Now, she’s calling for accountability after she said officers threw her on the ground and handcuffed her. She said police later questioned and released her after realizing they had the wrong person.
Khristi Jackson’s 4-year-old grandson and two daughters were inside the apartment off Moncrief Road when JSO officers went to her house looking for a female suspect. Jackson said within five seconds of knocking on her door, police were inside and forcing her into handcuffs.
“What’s going on? What’s going on? What’s going on? What’s going on? Can somebody please tell me please? Oh my gosh,” a woman can be heard saying in the video.
It was absolute mayhem inside Jackson’s house just after midnight on Thursday, after Jackson says sheriff’s officers forced their way inside her apartment without a warrant and took her down to her kitchen floor with force.
“They literally slung me on the ground. One police officer kneed me on my right side while I was on the ground,” Jackson told News4JAX.
Jackson said it all started with a knock on the door. JSO officers asked her if she was Mrs. Cooper, and Jackson said she told the officer she wasn’t Mrs. Cooper twice. She said she then tried to shut her front door.
″I got ready to close the door, and it was stopped by the officer’s foot, and all the other officers bum-rushed right through here,” Jackson said.
At one point during the scuffle, a JSO officer is heard saying, “We are trying to figure out what’s going on as well.”
Jackson is later heard asking members of her family to run and get her photo identification.
Jackson said JSO officers eventually took her out of her house in handcuffs and placed her in the back of a squad car where they questioned her. She said officers didn’t read her her rights or tell her why she was being detained.
“Once I got inside the car and the officer had four pictures of this girl they were looking for, and out of all the pictures, we don’t look alike. Skin color or hair color. Hers was more red,” she said.
Jackson said 30 minutes later police let her go and told her it was a case of mistaken identity because of her hair color.
She said one JSO officer said he was sorry, but she said her family is still traumatized by what happened.
Jackson said she want changes.
“That they stop it, that they stop brutalizing people like they are doing.
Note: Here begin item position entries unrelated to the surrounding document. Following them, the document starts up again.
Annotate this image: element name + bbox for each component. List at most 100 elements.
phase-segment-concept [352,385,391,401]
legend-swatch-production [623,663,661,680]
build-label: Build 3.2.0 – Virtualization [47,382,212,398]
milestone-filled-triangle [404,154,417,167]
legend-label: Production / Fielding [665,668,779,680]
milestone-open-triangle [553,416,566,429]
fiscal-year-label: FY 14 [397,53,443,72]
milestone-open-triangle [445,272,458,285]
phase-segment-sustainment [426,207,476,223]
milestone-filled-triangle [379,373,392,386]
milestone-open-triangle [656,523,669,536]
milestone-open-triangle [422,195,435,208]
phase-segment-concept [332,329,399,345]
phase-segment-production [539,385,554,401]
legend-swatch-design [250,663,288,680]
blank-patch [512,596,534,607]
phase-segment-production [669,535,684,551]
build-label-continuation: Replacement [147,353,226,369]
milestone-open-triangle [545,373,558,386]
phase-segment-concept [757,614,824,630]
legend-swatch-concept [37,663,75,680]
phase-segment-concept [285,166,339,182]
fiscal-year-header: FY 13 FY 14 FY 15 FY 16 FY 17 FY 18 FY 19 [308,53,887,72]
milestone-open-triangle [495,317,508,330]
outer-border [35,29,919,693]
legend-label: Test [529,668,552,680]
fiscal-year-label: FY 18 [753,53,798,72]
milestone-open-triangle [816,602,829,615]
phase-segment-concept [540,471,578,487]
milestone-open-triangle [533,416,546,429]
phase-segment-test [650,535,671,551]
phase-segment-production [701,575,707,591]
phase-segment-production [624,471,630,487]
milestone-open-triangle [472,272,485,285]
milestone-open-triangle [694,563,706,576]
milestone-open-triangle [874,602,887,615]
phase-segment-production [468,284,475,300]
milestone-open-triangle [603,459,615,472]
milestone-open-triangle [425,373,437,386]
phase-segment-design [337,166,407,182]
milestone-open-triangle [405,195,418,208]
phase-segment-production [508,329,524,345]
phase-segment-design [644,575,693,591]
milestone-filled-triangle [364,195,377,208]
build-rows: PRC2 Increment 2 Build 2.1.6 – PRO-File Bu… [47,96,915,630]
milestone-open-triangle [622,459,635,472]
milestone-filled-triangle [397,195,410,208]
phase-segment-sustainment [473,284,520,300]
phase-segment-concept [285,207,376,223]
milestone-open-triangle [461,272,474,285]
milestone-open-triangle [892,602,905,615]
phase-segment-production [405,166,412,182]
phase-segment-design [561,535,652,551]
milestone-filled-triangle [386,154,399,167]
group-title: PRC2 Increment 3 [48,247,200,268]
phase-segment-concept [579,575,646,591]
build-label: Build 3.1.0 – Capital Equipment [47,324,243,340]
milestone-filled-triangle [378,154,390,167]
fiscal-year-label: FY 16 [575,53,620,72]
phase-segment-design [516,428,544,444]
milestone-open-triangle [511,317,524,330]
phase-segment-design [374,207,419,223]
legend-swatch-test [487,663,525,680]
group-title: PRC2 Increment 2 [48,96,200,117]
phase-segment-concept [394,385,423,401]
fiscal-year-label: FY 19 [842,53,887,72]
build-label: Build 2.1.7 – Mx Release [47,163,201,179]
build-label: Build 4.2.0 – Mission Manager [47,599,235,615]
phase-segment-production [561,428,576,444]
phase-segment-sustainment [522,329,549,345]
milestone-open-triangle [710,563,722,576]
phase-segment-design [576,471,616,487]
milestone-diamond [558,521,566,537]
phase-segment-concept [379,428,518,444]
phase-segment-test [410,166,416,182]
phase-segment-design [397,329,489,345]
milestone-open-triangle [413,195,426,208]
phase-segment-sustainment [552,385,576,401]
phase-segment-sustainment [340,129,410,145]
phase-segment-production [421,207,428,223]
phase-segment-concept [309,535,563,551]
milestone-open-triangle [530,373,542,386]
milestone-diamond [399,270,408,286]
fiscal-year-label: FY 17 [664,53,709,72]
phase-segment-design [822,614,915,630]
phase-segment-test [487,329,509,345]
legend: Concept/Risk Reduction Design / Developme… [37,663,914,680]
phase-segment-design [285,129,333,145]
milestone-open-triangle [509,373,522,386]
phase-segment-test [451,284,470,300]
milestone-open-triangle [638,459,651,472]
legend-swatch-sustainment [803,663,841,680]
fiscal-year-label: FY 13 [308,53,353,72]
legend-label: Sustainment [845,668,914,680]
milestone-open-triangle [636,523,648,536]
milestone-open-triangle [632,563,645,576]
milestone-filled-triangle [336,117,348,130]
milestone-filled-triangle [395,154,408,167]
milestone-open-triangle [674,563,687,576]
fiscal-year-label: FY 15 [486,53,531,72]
Communicate with people instead of the first thing you want to do is put your hands on them and slam them on the ground,” Jackson said.
News4JAX sent two videos of the incident to JSO and asked several questions, including if the officers had a warrant and if Jacksonville Sheriff T.K. Waters had a response to the video.
JSO said the incident is being administratively reviewed and added it could not comment on the incident while that review is ongoing.